The Trump administration has plans to break up the Office of Personnel Management and split its functions among three agencies with most work shifting to GSA. At a congressional hearing on the issue May 21, Acting OPM Director Margaret Weichert touted GSA’s long history of servicing other agencies, managing fleets of vehicles and buildings for lease.
But according to multiple reports, what GSA also has is a long history of failure to address arsenic, lead, asbestos, and other cancer-causing chemicals at a federal complex that comprises 23 buildings and houses 2,000 employees from various agencies. For decades, employees working in this complex have raised concerns with GSA, only to be ignored.
GSA management has been on notice due to multiple reports from the Occupational Safety and Health Administration, Inspector General, National Institute for Occupational Safety and Health and its own privately contracted reports.
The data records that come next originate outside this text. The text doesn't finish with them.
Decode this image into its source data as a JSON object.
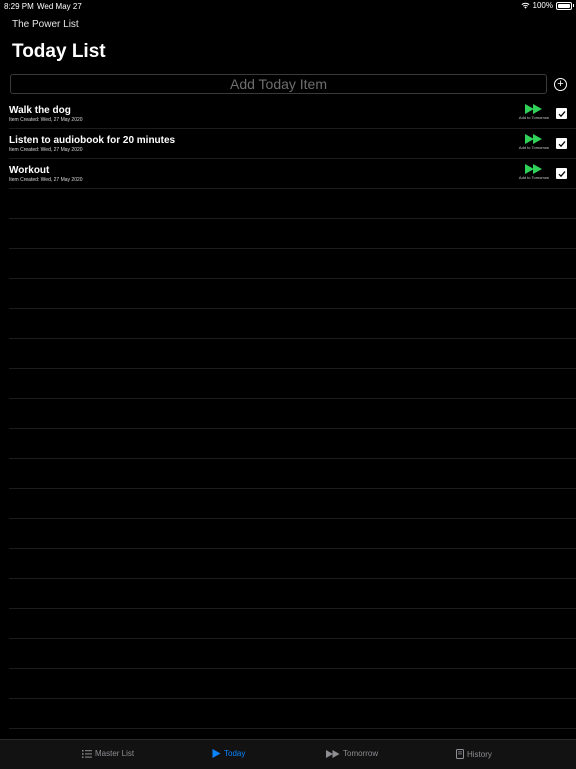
{
  "status_bar": {
    "time": "8:29 PM",
    "date": "Wed May 27",
    "battery": "100%"
  },
  "app_name": "The Power List",
  "page_title": "Today List",
  "add_input": {
    "placeholder": "Add Today Item",
    "value": ""
  },
  "items": [
    {
      "title": "Walk the dog",
      "created": "Item Created: Wed, 27 May 2020",
      "tomorrow_label": "Add to Tomorrow",
      "checked": true
    },
    {
      "title": "Listen to audiobook for 20 minutes",
      "created": "Item Created: Wed, 27 May 2020",
      "tomorrow_label": "Add to Tomorrow",
      "checked": true
    },
    {
      "title": "Workout",
      "created": "Item Created: Wed, 27 May 2020",
      "tomorrow_label": "Add to Tomorrow",
      "checked": true
    }
  ],
  "tabs": [
    {
      "label": "Master List",
      "icon": "list-icon",
      "active": false
    },
    {
      "label": "Today",
      "icon": "play-icon",
      "active": true
    },
    {
      "label": "Tomorrow",
      "icon": "fast-forward-icon",
      "active": false
    },
    {
      "label": "History",
      "icon": "book-icon",
      "active": false
    }
  ],
  "colors": {
    "accent": "#0a84ff",
    "forward_green": "#30d158",
    "background": "#000000"
  }
}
The latest IG report, released in March 2019, shows that GSA, which is responsible for the cleanup, failed to take action and simply ordered more reports or made limited corrections. Between 2002 and 2016, GSA conducted at least 33 studies. The highest levels of lead were found in the cafeteria, childcare center, and more than 10 buildings. Federal employees, contractors, and visitors were all exposed to the cancer-causing chemicals.
Adding insult to injury, GSA is retaliating against a whistleblower who wants nothing but a safe workplace for himself and his coworkers. According to the internal GSA report, GSA called him out by title stating he needs training to be a team player and not take issues outside the agency.
“And the Trump administration wants to move OPM to the agency that not only fails to do its job but also retaliates against whistleblowers in violation of the law,” noted AFGE President J. David Cox Sr. “We are calling on Congress to put pressure on GSA to clean up its act and the buildings.”